Podríamos decir que escuchar, rezar y meditar la Palabra de Dios de cada día es parecido a esto, a esta realidad. Hay algo que nos supera y que produce fruto mientras dormimos, mientras descansamos, mientras incluso nos enojamos, mientras nos impacientamos, nos entristecemos, mientras pensamos que no vale la pena hacer nada, incluso mientras nos alejamos del verdadero sembrado, mientras nos olvidamos, mientras nos encaprichamos, mientras nos superficializamos en este mundo bastante consumista y egoísta, mientras todo gira a nuestro alrededor sin parar.

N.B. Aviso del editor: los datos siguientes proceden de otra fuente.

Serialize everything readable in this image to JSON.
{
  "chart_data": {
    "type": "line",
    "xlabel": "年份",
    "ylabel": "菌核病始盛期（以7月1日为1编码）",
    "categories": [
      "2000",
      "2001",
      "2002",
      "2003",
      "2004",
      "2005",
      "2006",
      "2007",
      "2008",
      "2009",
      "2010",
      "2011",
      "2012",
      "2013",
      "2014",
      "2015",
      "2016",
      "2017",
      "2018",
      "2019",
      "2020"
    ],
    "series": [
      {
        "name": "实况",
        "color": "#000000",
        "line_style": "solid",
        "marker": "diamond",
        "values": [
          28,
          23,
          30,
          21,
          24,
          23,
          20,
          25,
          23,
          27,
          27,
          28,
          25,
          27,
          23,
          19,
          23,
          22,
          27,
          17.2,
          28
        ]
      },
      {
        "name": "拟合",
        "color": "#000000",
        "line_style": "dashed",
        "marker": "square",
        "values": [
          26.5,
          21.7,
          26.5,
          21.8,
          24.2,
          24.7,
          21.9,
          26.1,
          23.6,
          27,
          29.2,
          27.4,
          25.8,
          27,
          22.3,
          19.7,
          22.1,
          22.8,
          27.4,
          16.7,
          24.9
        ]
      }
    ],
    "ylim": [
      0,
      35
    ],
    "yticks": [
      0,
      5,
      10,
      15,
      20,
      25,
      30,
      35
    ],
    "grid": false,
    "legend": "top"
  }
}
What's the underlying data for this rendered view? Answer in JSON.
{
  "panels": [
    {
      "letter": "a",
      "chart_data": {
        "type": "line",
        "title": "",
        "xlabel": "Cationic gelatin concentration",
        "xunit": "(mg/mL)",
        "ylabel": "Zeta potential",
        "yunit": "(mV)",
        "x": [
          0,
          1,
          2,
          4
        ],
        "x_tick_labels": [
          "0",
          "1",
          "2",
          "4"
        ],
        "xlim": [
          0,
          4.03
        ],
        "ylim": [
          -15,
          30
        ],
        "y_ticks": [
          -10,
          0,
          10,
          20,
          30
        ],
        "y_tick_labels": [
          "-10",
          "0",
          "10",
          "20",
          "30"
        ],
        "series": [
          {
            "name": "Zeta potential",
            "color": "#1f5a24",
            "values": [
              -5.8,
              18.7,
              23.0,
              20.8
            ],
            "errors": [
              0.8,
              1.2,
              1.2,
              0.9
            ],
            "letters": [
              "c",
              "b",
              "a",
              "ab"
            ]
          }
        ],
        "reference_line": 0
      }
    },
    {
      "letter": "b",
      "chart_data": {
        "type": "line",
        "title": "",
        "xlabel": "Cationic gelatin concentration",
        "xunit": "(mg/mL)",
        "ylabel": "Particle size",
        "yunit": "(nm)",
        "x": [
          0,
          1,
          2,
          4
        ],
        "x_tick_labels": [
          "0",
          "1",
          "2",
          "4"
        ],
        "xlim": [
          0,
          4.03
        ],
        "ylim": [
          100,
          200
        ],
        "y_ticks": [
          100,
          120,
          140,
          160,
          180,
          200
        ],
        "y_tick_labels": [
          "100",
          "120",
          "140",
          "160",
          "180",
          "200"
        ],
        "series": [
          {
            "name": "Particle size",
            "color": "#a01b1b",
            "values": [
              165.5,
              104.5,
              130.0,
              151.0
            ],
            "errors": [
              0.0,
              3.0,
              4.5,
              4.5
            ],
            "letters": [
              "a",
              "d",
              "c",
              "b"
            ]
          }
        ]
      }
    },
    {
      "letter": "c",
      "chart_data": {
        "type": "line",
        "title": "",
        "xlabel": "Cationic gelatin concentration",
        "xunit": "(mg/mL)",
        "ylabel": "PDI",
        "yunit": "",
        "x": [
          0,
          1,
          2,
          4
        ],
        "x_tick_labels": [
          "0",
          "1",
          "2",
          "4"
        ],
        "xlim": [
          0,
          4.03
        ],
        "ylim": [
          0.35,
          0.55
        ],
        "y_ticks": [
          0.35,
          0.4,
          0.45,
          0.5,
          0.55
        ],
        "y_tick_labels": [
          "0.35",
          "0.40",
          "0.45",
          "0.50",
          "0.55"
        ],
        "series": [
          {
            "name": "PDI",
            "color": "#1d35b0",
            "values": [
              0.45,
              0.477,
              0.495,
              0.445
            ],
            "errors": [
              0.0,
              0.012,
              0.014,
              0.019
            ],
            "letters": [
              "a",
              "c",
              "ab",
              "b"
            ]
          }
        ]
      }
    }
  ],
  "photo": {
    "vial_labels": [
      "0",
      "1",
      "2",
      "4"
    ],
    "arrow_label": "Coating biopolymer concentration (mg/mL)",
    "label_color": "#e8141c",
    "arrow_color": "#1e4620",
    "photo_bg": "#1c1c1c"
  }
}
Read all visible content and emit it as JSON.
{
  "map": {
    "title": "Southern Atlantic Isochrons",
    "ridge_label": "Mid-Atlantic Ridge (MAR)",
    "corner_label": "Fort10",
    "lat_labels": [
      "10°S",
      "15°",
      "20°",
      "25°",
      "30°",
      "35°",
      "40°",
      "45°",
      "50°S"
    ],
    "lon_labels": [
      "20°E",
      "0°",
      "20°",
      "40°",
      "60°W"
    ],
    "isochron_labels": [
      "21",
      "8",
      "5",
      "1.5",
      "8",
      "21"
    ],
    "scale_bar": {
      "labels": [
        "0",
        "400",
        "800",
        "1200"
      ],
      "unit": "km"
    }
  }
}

La comunicación decíamos, por lo menos siempre, es de a dos, pero el tercer protagonista y no menos importante es la semilla, es el mensaje, el amor que lleva en sí la Palabra, ya que tiene su propia fuerza, es viva, es eficaz, no es palabra seca, vacía y muerta.
¡Qué buena noticia! ¿No te alegra? A mí muchísimo. Por eso, como venimos diciendo en estos días, en la comunicación todo depende de varias cosas, del que comunica, del que recibe, pero gracias a Dios también del mensaje, de la semilla.

Confiemos mutuamente en la semilla, no tanto en nosotros, en mí al transmitirla o en vos al escucharla. Confiemos en que la Palabra que Dios siembra día a día en nuestras almas va a dar fruto a su tiempo, nos va a ir cambiando lentamente el corazón, tarde o temprano, aunque estemos dormidos, distraídos o en cualquiera otra cosa. Es como la lluvia, no vuelve al cielo sin haber empapado la tierra, sin haberla fecundado.

No dejemos nunca de escuchar, no nos cansemos de hacer este esfuerzo diario de prestarle atención a Jesús, que la cosecha llegará a su debido tiempo.

Que tengamos un buen día y que la bendición de Dios, que es Padre misericordioso, Hijo y Espíritu Santo, descienda sobre nuestros corazones y permanezca para siempre.